When it comes to real estate, Elvis Presley is perhaps best known for Graceland, the fit-for-a-King estate that he purchased in 1957. But not all of the places Elvis called home in his lifetime were quite as lavish—in fact, many were downright humble. In November 2017, two of those modest properties went up for auction, through GWS Auctions.
The first was a run-down shotgun house that sits on 16.5 acres in Tupelo, Mississippi, reports Realtor.com. Originally built in the 1920s by Vernon and Vestor Presley, the singer's father and uncle, the bidding started at $25,000—though GWS estimated that it's worth $2 million to $2.5 million, thanks to its association with the King.
According to Charlene Presley, a relative by marriage, Elvis lived on the property as a schoolboy with his mother Gladys Presley and would often play in the nearby creek. "This house is a house that Elvis and Gladys lived in and he went to school at Lawhon School in the third grade," Charlene told the Washington Post. "She would walk him to school down this street and around to Lawhon."
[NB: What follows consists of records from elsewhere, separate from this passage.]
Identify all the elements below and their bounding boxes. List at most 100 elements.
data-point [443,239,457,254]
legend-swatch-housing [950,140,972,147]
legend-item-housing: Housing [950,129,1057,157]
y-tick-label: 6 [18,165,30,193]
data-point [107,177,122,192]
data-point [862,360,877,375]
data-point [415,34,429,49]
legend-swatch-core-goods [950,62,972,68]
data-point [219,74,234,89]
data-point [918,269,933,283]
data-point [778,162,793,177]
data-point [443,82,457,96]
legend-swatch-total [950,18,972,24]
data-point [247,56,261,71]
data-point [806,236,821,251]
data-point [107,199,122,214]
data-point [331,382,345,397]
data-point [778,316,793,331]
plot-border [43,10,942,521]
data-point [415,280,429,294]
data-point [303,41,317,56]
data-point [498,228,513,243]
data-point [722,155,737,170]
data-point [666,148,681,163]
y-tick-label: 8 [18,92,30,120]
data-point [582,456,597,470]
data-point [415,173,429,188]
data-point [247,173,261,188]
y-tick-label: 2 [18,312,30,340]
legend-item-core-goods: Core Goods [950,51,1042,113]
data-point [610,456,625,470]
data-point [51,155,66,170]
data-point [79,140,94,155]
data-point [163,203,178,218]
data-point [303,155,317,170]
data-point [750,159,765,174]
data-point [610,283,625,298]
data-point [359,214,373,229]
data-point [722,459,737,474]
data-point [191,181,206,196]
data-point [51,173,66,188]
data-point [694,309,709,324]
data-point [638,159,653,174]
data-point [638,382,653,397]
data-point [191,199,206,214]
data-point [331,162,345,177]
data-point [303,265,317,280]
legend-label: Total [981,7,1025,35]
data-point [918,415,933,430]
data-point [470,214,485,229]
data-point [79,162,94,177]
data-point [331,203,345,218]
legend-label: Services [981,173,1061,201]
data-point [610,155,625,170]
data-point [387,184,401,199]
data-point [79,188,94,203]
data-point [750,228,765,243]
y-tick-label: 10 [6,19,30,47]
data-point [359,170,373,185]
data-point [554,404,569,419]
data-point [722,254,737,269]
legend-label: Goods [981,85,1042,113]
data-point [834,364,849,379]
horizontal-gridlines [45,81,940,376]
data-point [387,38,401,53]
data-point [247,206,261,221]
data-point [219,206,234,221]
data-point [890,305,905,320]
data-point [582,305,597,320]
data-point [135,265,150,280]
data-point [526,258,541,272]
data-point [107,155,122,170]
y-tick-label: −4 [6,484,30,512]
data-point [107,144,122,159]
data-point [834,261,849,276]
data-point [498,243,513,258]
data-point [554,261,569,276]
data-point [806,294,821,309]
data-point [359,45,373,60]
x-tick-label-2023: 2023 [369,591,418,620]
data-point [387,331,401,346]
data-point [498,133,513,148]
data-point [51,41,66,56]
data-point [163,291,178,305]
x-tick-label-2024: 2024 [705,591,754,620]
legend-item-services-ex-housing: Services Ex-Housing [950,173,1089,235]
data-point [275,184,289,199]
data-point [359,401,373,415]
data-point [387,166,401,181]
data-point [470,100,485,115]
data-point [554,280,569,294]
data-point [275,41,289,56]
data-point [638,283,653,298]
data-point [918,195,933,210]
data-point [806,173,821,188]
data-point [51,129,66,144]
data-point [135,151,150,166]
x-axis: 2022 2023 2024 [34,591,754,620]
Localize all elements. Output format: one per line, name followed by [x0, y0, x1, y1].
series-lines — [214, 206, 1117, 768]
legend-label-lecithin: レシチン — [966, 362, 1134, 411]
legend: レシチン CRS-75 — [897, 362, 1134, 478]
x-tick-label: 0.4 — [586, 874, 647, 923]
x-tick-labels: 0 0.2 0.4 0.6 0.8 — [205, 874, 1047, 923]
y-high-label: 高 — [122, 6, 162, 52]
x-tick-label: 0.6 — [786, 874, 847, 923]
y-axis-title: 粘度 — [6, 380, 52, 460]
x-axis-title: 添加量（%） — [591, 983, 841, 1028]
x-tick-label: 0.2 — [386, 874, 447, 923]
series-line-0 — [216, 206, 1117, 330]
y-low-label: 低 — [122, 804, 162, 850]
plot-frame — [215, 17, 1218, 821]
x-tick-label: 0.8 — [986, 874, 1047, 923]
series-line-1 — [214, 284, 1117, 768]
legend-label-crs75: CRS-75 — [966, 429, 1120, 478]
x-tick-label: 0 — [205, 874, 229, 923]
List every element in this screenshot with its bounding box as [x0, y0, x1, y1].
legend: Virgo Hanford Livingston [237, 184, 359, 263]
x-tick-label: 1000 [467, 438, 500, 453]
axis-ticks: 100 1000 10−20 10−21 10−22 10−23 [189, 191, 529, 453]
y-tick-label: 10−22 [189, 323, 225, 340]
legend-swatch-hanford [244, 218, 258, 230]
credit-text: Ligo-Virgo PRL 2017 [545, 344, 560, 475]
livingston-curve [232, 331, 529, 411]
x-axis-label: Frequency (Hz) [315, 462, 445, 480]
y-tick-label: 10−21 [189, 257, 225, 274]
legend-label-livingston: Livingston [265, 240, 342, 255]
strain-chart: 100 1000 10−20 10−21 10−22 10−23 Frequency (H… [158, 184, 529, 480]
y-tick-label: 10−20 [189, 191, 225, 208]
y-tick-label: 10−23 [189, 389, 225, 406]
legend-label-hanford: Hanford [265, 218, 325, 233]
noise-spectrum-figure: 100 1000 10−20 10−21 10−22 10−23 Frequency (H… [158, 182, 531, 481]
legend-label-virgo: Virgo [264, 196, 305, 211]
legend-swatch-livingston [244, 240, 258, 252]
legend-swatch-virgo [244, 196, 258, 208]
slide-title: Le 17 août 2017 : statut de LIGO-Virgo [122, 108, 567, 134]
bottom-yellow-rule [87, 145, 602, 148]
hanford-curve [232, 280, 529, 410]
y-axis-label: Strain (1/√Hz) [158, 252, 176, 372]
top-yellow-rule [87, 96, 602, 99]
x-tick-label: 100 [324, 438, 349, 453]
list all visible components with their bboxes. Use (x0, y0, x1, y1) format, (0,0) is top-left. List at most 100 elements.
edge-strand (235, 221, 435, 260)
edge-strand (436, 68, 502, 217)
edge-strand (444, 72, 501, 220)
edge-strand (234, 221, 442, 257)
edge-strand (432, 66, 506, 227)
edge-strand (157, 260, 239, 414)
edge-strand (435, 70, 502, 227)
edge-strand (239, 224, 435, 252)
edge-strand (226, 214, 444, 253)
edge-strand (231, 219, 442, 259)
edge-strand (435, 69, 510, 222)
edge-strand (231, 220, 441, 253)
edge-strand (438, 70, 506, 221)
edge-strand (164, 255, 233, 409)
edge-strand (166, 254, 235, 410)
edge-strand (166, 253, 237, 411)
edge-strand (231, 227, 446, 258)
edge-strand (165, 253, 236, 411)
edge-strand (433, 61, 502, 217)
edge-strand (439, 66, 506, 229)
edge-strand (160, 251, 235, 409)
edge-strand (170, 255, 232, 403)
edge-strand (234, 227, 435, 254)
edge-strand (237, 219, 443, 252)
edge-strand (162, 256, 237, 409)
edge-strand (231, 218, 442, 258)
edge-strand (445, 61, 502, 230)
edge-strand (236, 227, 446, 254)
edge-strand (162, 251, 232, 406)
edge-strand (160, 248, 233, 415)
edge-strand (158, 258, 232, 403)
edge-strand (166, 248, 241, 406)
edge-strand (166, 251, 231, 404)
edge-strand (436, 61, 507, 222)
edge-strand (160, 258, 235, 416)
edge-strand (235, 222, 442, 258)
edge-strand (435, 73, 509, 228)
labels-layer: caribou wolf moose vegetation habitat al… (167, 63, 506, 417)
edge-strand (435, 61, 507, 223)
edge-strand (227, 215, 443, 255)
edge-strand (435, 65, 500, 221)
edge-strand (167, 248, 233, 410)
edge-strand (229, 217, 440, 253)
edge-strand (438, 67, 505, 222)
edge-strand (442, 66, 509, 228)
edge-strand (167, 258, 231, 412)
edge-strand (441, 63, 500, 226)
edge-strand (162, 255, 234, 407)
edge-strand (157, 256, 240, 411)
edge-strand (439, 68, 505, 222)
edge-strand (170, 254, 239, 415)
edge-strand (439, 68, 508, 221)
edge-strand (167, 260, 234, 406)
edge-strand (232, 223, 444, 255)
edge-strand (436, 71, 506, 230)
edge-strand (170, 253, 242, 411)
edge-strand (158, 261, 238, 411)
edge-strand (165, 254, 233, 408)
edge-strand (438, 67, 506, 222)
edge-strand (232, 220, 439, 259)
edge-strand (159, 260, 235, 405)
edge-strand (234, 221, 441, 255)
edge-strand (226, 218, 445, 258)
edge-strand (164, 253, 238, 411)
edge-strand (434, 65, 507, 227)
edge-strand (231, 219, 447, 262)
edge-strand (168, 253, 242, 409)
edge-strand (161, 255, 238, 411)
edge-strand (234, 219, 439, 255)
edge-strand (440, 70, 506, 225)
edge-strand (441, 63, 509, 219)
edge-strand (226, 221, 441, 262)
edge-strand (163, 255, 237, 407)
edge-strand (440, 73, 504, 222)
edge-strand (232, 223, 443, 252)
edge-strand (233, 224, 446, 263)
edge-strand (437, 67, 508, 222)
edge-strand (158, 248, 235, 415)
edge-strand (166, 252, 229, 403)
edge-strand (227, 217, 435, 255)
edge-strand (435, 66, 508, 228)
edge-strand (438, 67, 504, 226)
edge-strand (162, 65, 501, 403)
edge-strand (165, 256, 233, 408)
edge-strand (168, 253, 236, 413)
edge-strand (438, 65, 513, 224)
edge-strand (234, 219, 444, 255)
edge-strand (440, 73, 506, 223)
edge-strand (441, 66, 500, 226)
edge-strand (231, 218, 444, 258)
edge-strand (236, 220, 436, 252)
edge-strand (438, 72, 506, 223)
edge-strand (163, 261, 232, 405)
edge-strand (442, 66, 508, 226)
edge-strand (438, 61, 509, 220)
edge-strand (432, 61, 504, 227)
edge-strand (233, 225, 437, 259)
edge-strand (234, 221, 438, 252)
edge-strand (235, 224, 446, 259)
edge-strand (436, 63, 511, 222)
The second home was once a part of "Circle G Ranch," a group of mobile homes that sat near the King's ranch in Mississippi in the 1960s, where Elvis and his "Memphis Mafia" friends would hang out. The 60-foot-long, two-bedroom mobile home on the auction block was added for Elvis and his wife, Priscilla, so they could stay close to the gang when they wanted to (the couple even reportedly spent part of their honeymoon here!). Bidding began at $5,000, but GWS estimates the value between $250,000 and $500,000.
Once a party pad, this Delta-manufactured mobile home has definitely seen better days, but true Elvis fans will certainly be fascinated by the retro interiors, which are just as Elvis and Priscilla left them.
More than 150 other items were also auctioned off, including Elvis's private jet, 1957 pink Cadillac, and a boat named "Hound Dog." "Their possessions are rare, but beyond any monetary value, fans place an emotional value on owning something that came in contact with their idols," GWS Auctions owner Brigitte Kruse told the Washington Post.